There are 4 objects which control most of the configuration of Seeing#:

  • SeeingSharpLoadSettings: Configured on load time when GraphicsCore.Loader.Load() is called
  • GraphicsCoreConfiguration: Contains flags which affect all of SeeingSharp. It is accessible through GraphicsCore.Current.Configuration
  • GraphicsDeviceConfiguration: Controls some properties of devices, e. g. in which detail level they load geometry resources. It is accessible through the Configuration property of the EngineDevice class
  • GraphicsViewConfiguration: This one controls some view configuration like antialiasing mode, texture quality, light intensity and much more. It is accessible through the Configuration property of the RenderLoop class or the corresponding view control (e. g. SeeingSharpRendererElement for Wpf)
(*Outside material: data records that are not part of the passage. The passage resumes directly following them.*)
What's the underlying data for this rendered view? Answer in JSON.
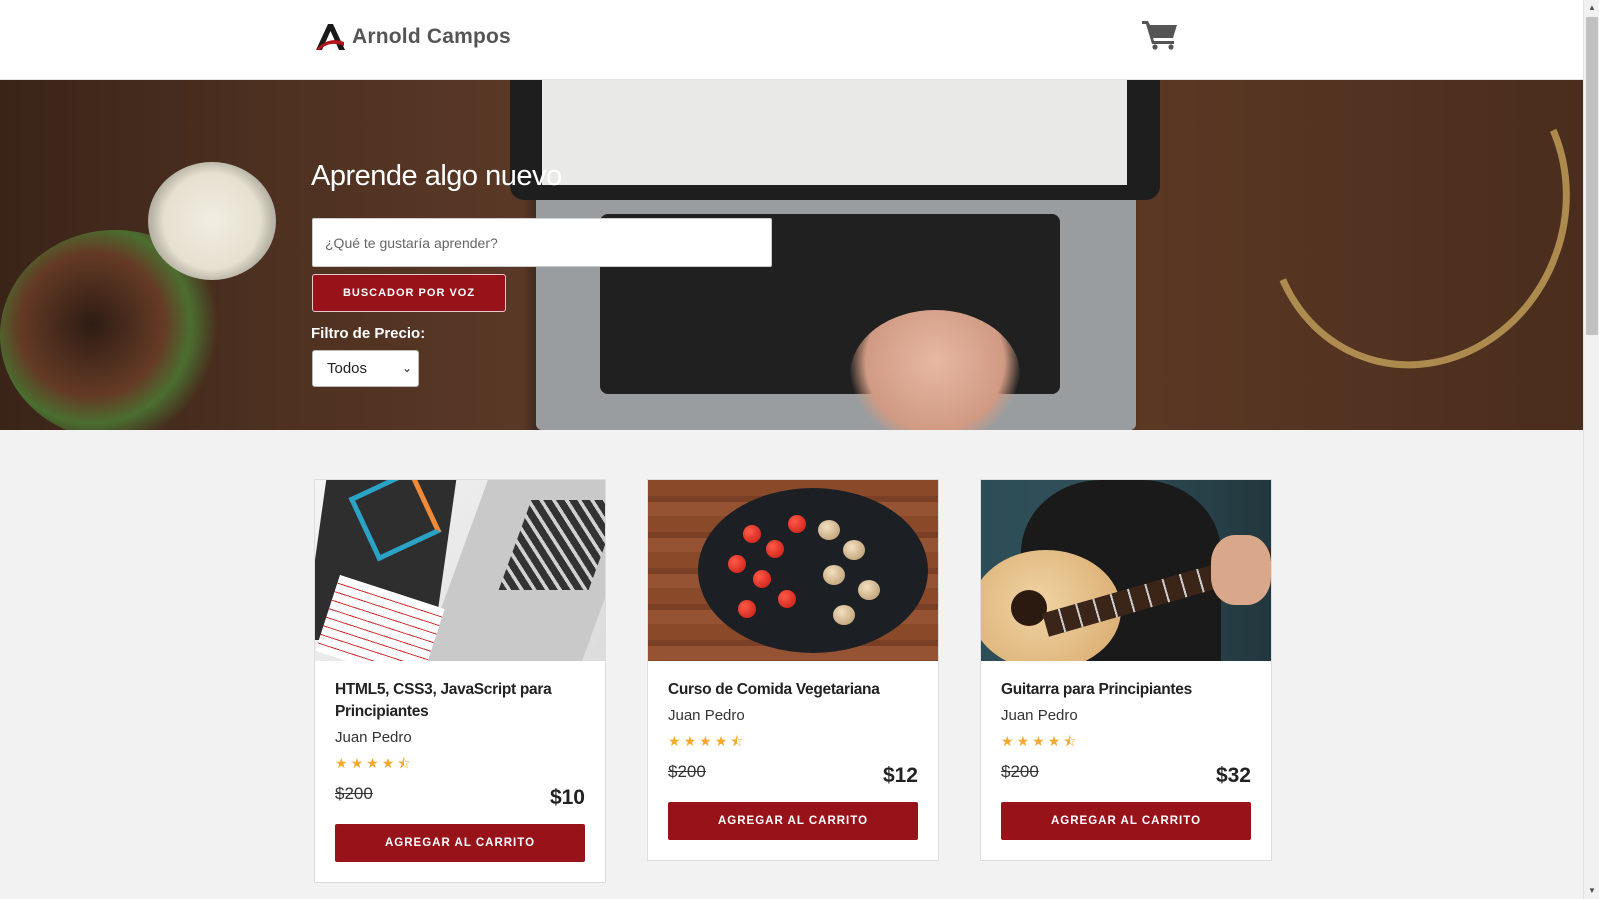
{
  "header": {
    "brand": "Arnold Campos",
    "cart_icon": "shopping-cart-icon"
  },
  "hero": {
    "title": "Aprende algo nuevo",
    "search_placeholder": "¿Qué te gustaría aprender?",
    "voice_button": "BUSCADOR POR VOZ",
    "filter_label": "Filtro de Precio:",
    "filter_selected": "Todos"
  },
  "courses": [
    {
      "title": "HTML5, CSS3, JavaScript para Principiantes",
      "author": "Juan Pedro",
      "rating": 4.5,
      "old_price": "$200",
      "price": "$10",
      "button": "AGREGAR AL CARRITO"
    },
    {
      "title": "Curso de Comida Vegetariana",
      "author": "Juan Pedro",
      "rating": 4.5,
      "old_price": "$200",
      "price": "$12",
      "button": "AGREGAR AL CARRITO"
    },
    {
      "title": "Guitarra para Principiantes",
      "author": "Juan Pedro",
      "rating": 4.5,
      "old_price": "$200",
      "price": "$32",
      "button": "AGREGAR AL CARRITO"
    }
  ],
  "colors": {
    "accent": "#98121a",
    "star": "#f3a92d"
  }
}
Configure startup using SeeingSharpLoadSettings

The most common case here is to enable DirectX debug mode. You may want to enable that because there is some strange behavior during rendering and need further debug output from the application. Don't forget to also enable native code debugging in your application. Be careful: The required debug dlls of DirectX are not installed on common user machines.

GraphicsCore.Loader
    .SupportWpf()
    .EnableDirectXDebugMode()
    .Load();

Global configuration using GraphicsCoreConfiguration

Currently, there is not much to do here. The only properties that are provided through GraphicsCoreConfiguration are read only (like DirectX debug mode which is set during loading). This may change in the future...
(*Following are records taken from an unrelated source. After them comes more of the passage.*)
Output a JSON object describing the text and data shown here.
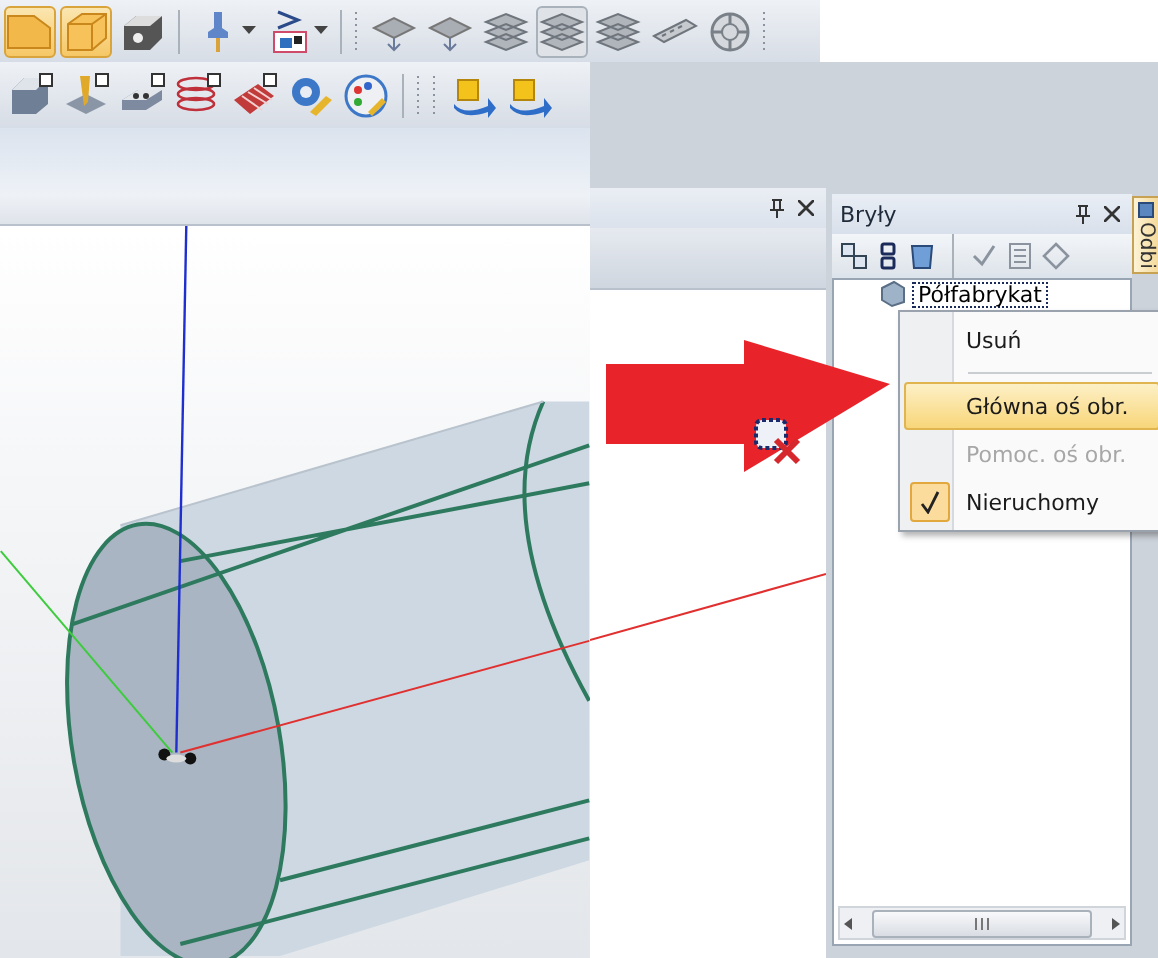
{
  "toolbars": [
    {
      "buttons": [
        {
          "kind": "partial",
          "pressed": true
        },
        {
          "kind": "box",
          "pressed": true
        },
        {
          "kind": "box-hole",
          "pressed": false
        },
        {
          "kind": "sep"
        },
        {
          "kind": "tool",
          "pressed": false,
          "dropdown": true
        },
        {
          "kind": "style",
          "pressed": false,
          "dropdown": true
        },
        {
          "kind": "sep"
        },
        {
          "kind": "grip"
        },
        {
          "kind": "surface",
          "pressed": false
        },
        {
          "kind": "surface",
          "pressed": false
        },
        {
          "kind": "layers",
          "pressed": false
        },
        {
          "kind": "layers",
          "pressed": true
        },
        {
          "kind": "layers",
          "pressed": false
        },
        {
          "kind": "strip",
          "pressed": false
        },
        {
          "kind": "wheel",
          "pressed": false
        },
        {
          "kind": "grip"
        }
      ]
    },
    {
      "buttons": [
        {
          "kind": "block",
          "pressed": false
        },
        {
          "kind": "drill",
          "pressed": false
        },
        {
          "kind": "holes",
          "pressed": false
        },
        {
          "kind": "spring",
          "pressed": false
        },
        {
          "kind": "ribbed",
          "pressed": false
        },
        {
          "kind": "gear",
          "pressed": false
        },
        {
          "kind": "palette",
          "pressed": false
        },
        {
          "kind": "sep"
        },
        {
          "kind": "grip"
        },
        {
          "kind": "grip"
        },
        {
          "kind": "arrow3d",
          "pressed": false
        },
        {
          "kind": "arrow3d",
          "pressed": false
        }
      ]
    }
  ],
  "solids_panel": {
    "title": "Bryły",
    "tree": [
      {
        "label": "Półfabrykat",
        "selected": true
      }
    ]
  },
  "side_tabs": [
    {
      "label": "Odbi"
    }
  ],
  "context_menu": {
    "items": [
      {
        "kind": "item",
        "label": "Usuń",
        "selected": false,
        "disabled": false,
        "checked": false
      },
      {
        "kind": "separator"
      },
      {
        "kind": "item",
        "label": "Główna oś obr.",
        "selected": true,
        "disabled": false,
        "checked": false
      },
      {
        "kind": "item",
        "label": "Pomoc. oś obr.",
        "selected": false,
        "disabled": true,
        "checked": false
      },
      {
        "kind": "item",
        "label": "Nieruchomy",
        "selected": false,
        "disabled": false,
        "checked": true
      }
    ]
  }
}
Per device configuration using GraphicsDeviceConfiguration

In the current version of Seeing# you find two properties here:

  • TextureQuality: On TextureResources you have to possibility to provide a low- and a high-quality version of the texture. The TextureqQuality property on the GraphicsDeviceConfiguration controls which of both gets loaded
  • GeometryQuality: Here very similar like for TextureQuality. Also, when you implement a custom GeometryFactory, then you get passed the configured geometry quality level on the device, which loads the geometry.